Notes from Director/Producer, Rhonda Moskowitz
I spent a wonderful Thanksgiving with my family and feasted on turkey with all the trimmings. The day was mixed with gratitude and also an undercurrent of sadness when I thought about the Jewish prisoners I’m filming and their families. I wrote the following last Thanksgiving, but it still holds true:
For many of us, Thanksgiving is a holiday of reconnecting with family and coming home. However, there is a segment of our nation’s Jews for whom there will be no Thanksgiving homecoming.

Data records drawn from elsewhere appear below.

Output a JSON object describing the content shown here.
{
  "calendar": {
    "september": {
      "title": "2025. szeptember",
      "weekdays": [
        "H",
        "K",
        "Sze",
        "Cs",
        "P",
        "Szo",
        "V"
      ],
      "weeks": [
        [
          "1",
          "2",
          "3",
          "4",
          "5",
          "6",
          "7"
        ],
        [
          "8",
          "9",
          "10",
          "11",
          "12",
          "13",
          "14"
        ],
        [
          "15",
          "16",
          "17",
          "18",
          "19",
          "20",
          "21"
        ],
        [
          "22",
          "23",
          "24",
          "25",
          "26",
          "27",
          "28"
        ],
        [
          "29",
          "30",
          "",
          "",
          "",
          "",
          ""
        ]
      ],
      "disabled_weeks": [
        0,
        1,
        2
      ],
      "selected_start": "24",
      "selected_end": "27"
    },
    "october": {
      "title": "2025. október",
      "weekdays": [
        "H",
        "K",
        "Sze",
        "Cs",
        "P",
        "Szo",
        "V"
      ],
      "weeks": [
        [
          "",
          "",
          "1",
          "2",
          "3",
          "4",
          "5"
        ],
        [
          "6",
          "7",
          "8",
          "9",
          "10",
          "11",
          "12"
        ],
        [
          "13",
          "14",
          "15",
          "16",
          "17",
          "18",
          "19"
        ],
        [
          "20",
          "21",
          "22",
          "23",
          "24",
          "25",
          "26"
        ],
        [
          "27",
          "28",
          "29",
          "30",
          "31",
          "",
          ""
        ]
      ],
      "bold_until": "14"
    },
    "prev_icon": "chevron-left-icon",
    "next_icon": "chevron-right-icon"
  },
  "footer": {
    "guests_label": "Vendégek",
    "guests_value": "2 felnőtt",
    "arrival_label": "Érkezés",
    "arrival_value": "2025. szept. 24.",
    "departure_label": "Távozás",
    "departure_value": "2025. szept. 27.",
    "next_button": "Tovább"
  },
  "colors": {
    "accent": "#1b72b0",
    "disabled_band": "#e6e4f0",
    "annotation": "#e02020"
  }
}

Thousands of our nation’s Jews will spend Thanksgiving inside prisons, profoundly isolated and devoid of any genuine human connection.

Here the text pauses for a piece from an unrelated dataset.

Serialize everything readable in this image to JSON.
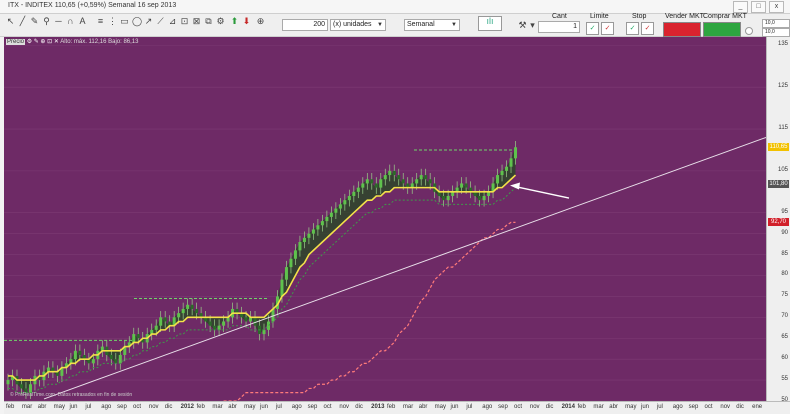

Some of the people in my documentary film-in-progress, RETURN (TESHUVA) will spend Thanksgiving alone in their cells. Drug addiction is what caused them to commit the crimes for which they are being punished. Not only will they suffer on Thanksgiving Day, but their family members will suffer. There will be empty place settings at the Thanksgiving tables of their families, as well as feelings of shame.
So when you give thanks, thank G-d you’re at a Thanksgiving feast with your loved ones, and not sitting alone in a cold, hard cell. Be thankful you haven’t gone so far astray that you land in prison. Or if you have made grave mistakes, be thankful you escaped such a harsh punishment.
Be charitable in your thinking. Remember that penitentiary comes from the word penitence. Jewish prisoners are our brothers. We are our brothers keeper. Jews who have committed crimes are human beings. Every Jewish soul is capable of transformation and redemption. Every one.